С. Синдромы свободных от предрассудков
Следующие схематичные наблюдения должны служить ориентиром среди синдромов N. Закостенелого N характеризуют сильные тенденции сверх-Я и насильственные черты. Отцовский авторитет и его общественные заместители, однако, часто вытесняются какой-либо коллективной картиной, которая, по-видимому, приняла архаическую форму братской орды Фрейда. Поступки против действительной или мнимой братской любви находятся под строгим табу. Протестующий N имеет много общего с «авторитарным» Н; самым важным отличием является далеко идущая сублимация идей отца, которая, сопровождаемая скрытой враждой против него, ведет «протестующего» к сознательному отказу от гетерономного авторитета вместо его признания. Решающим признаком является оппозиция против всего, что вызывает впечатление тирании.
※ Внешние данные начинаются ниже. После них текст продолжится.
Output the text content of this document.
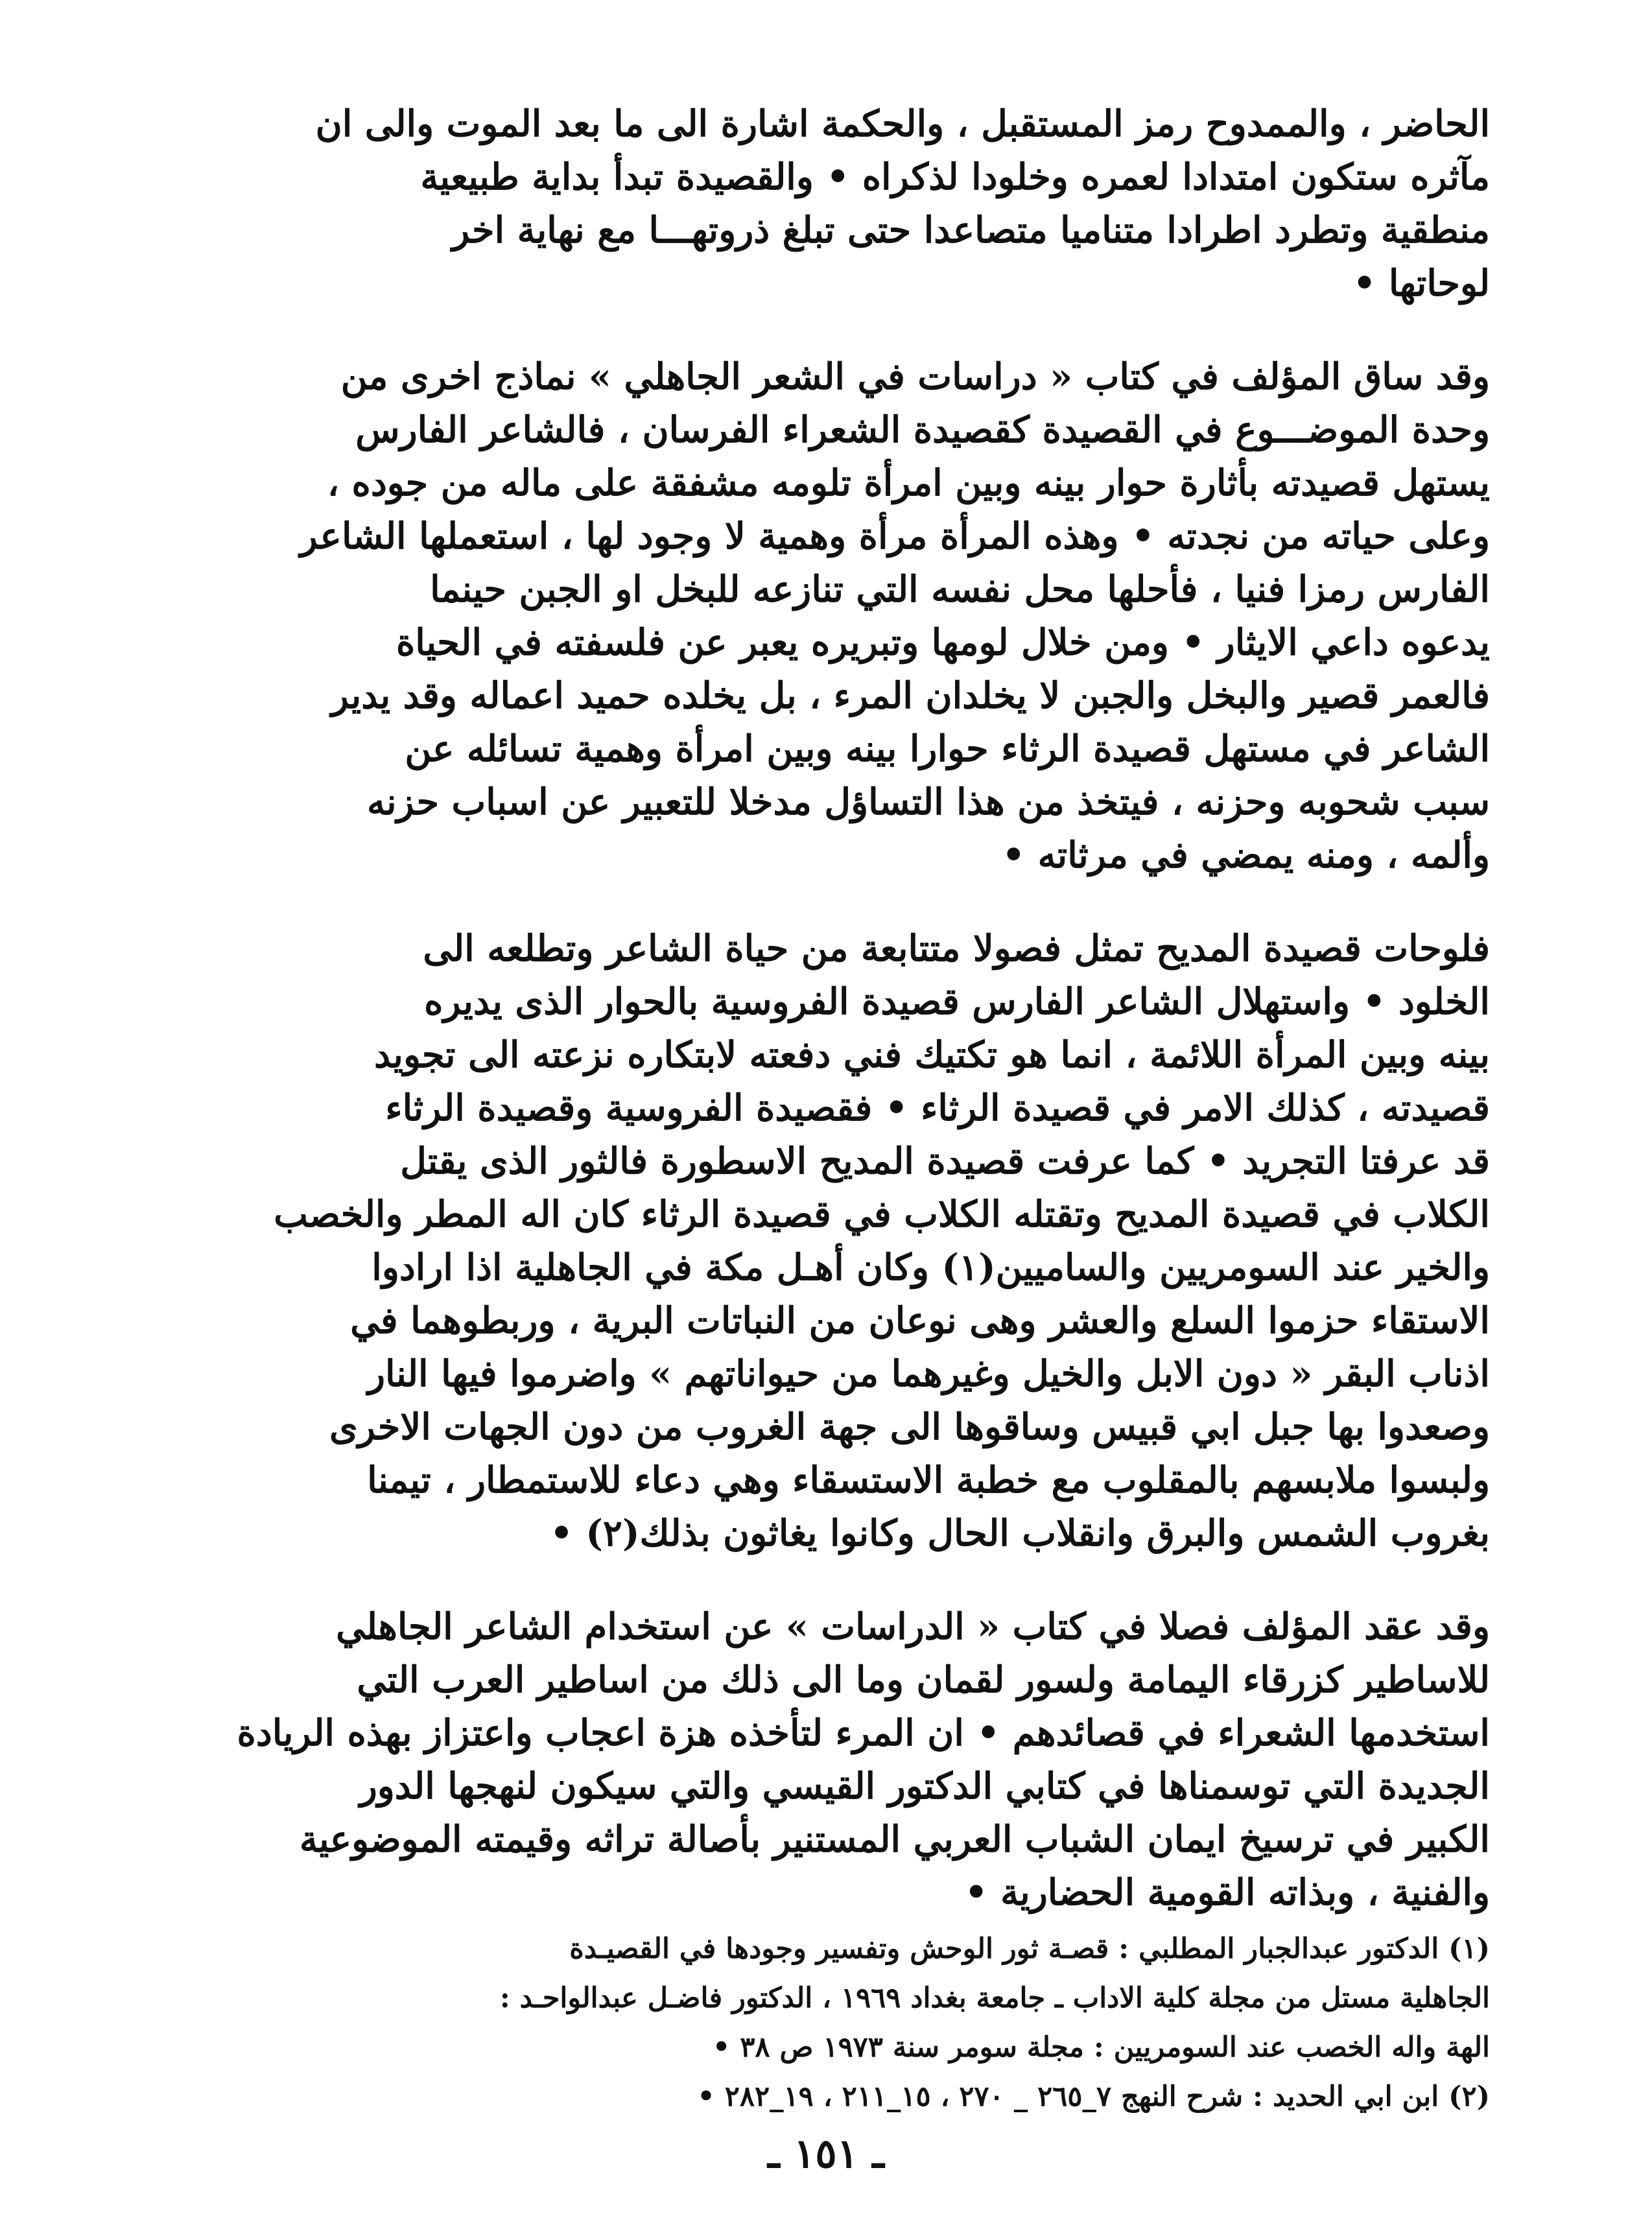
الحاضر ، والممدوح رمز المستقبل ، والحكمة اشارة الى ما بعد الموت والى ان
مآثره ستكون امتدادا لعمره وخلودا لذكراه • والقصيدة تبدأ بداية طبيعية
منطقية وتطرد اطرادا متناميا متصاعدا حتى تبلغ ذروتهـــا مع نهاية اخر
لوحاتها •

وقد ساق المؤلف في كتاب « دراسات في الشعر الجاهلي » نماذج اخرى من
وحدة الموضـــوع في القصيدة كقصيدة الشعراء الفرسان ، فالشاعر الفارس
يستهل قصيدته بأثارة حوار بينه وبين امرأة تلومه مشفقة على ماله من جوده ،
وعلى حياته من نجدته • وهذه المرأة مرأة وهمية لا وجود لها ، استعملها الشاعر
الفارس رمزا فنيا ، فأحلها محل نفسه التي تنازعه للبخل او الجبن حينما
يدعوه داعي الايثار • ومن خلال لومها وتبريره يعبر عن فلسفته في الحياة
فالعمر قصير والبخل والجبن لا يخلدان المرء ، بل يخلده حميد اعماله وقد يدير
الشاعر في مستهل قصيدة الرثاء حوارا بينه وبين امرأة وهمية تسائله عن
سبب شحوبه وحزنه ، فيتخذ من هذا التساؤل مدخلا للتعبير عن اسباب حزنه
وألمه ، ومنه يمضي في مرثاته •

فلوحات قصيدة المديح تمثل فصولا متتابعة من حياة الشاعر وتطلعه الى
الخلود • واستهلال الشاعر الفارس قصيدة الفروسية بالحوار الذى يديره
بينه وبين المرأة اللائمة ، انما هو تكتيك فني دفعته لابتكاره نزعته الى تجويد
قصيدته ، كذلك الامر في قصيدة الرثاء • فقصيدة الفروسية وقصيدة الرثاء
قد عرفتا التجريد • كما عرفت قصيدة المديح الاسطورة فالثور الذى يقتل
الكلاب في قصيدة المديح وتقتله الكلاب في قصيدة الرثاء كان اله المطر والخصب
والخير عند السومريين والساميين(١) وكان أهـل مكة في الجاهلية اذا ارادوا
الاستقاء حزموا السلع والعشر وهى نوعان من النباتات البرية ، وربطوهما في
اذناب البقر « دون الابل والخيل وغيرهما من حيواناتهم » واضرموا فيها النار
وصعدوا بها جبل ابي قبيس وساقوها الى جهة الغروب من دون الجهات الاخرى
ولبسوا ملابسهم بالمقلوب مع خطبة الاستسقاء وهي دعاء للاستمطار ، تيمنا
بغروب الشمس والبرق وانقلاب الحال وكانوا يغاثون بذلك(٢) •

وقد عقد المؤلف فصلا في كتاب « الدراسات » عن استخدام الشاعر الجاهلي
للاساطير كزرقاء اليمامة ولسور لقمان وما الى ذلك من اساطير العرب التي
استخدمها الشعراء في قصائدهم • ان المرء لتأخذه هزة اعجاب واعتزاز بهذه الريادة
الجديدة التي توسمناها في كتابي الدكتور القيسي والتي سيكون لنهجها الدور
الكبير في ترسيخ ايمان الشباب العربي المستنير بأصالة تراثه وقيمته الموضوعية
والفنية ، وبذاته القومية الحضارية •

(١) الدكتور عبدالجبار المطلبي : قصـة ثور الوحش وتفسير وجودها في القصيـدة

الجاهلية مستل من مجلة كلية الاداب ـ جامعة بغداد ١٩٦٩ ، الدكتور فاضـل عبدالواحـد :

الهة واله الخصب عند السومريين : مجلة سومر سنة ١٩٧٣ ص ٣٨ •

(٢) ابن ابي الحديد : شرح النهج ٧_٢٦٥ _ ٢٧٠ ، ١٥_٢١١ ، ١٩_٢٨٢ •

ـ ١٥١ ـ
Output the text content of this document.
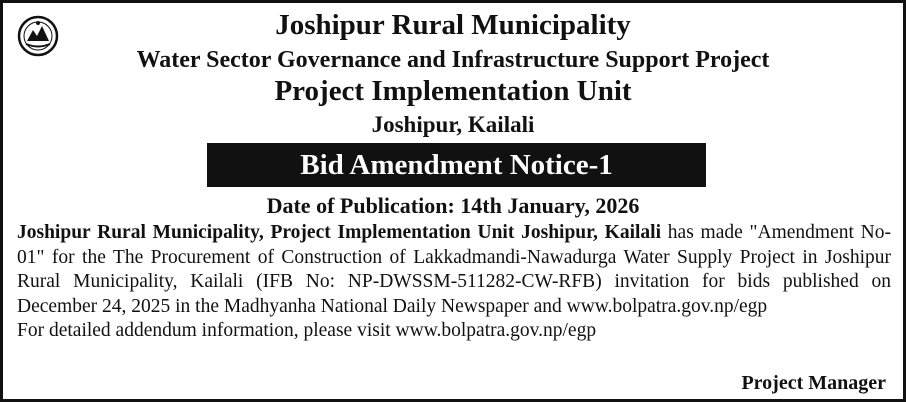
Joshipur Rural Municipality
Water Sector Governance and Infrastructure Support Project
Project Implementation Unit
Joshipur, Kailali
Bid Amendment Notice-1
Date of Publication: 14th January, 2026
Joshipur Rural Municipality, Project Implementation Unit Joshipur, Kailali has made "Amendment No-01" for the The Procurement of Construction of Lakkadmandi-Nawadurga Water Supply Project in Joshipur Rural Municipality, Kailali (IFB No: NP-DWSSM-511282-CW-RFB) invitation for bids published on December 24, 2025 in the Madhyanha National Daily Newspaper and www.bolpatra.gov.np/egp

For detailed addendum information, please visit www.bolpatra.gov.np/egp

Project Manager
Под импульсивным N понимаются лица, у которых сильные импульсы Оно никогда не интегрировались с Я и сверх-Я. Находясь в постоянной опасности, что их либидная энергия их одолеет, они по-своему так близки к психозу, как и «фантазеры» или «манипулятивные» Н. У непринужденных Оно, кажется, мало подавлено, а скорее сублимировано до сочувствия. Сверх-Я развито очень хорошо, но, наоборот, отстают направленные вовне функции в остальном выраженного Я. Эти опрашиваемые иногда почти невротически нерешительны. Боязнь «обидеть кого-то или что-то» является одной из их главных черт. Тип естественного либерала можно понимать как то, что Фрейд считал идеальным равновесием между сверх-Я, Я и Оно.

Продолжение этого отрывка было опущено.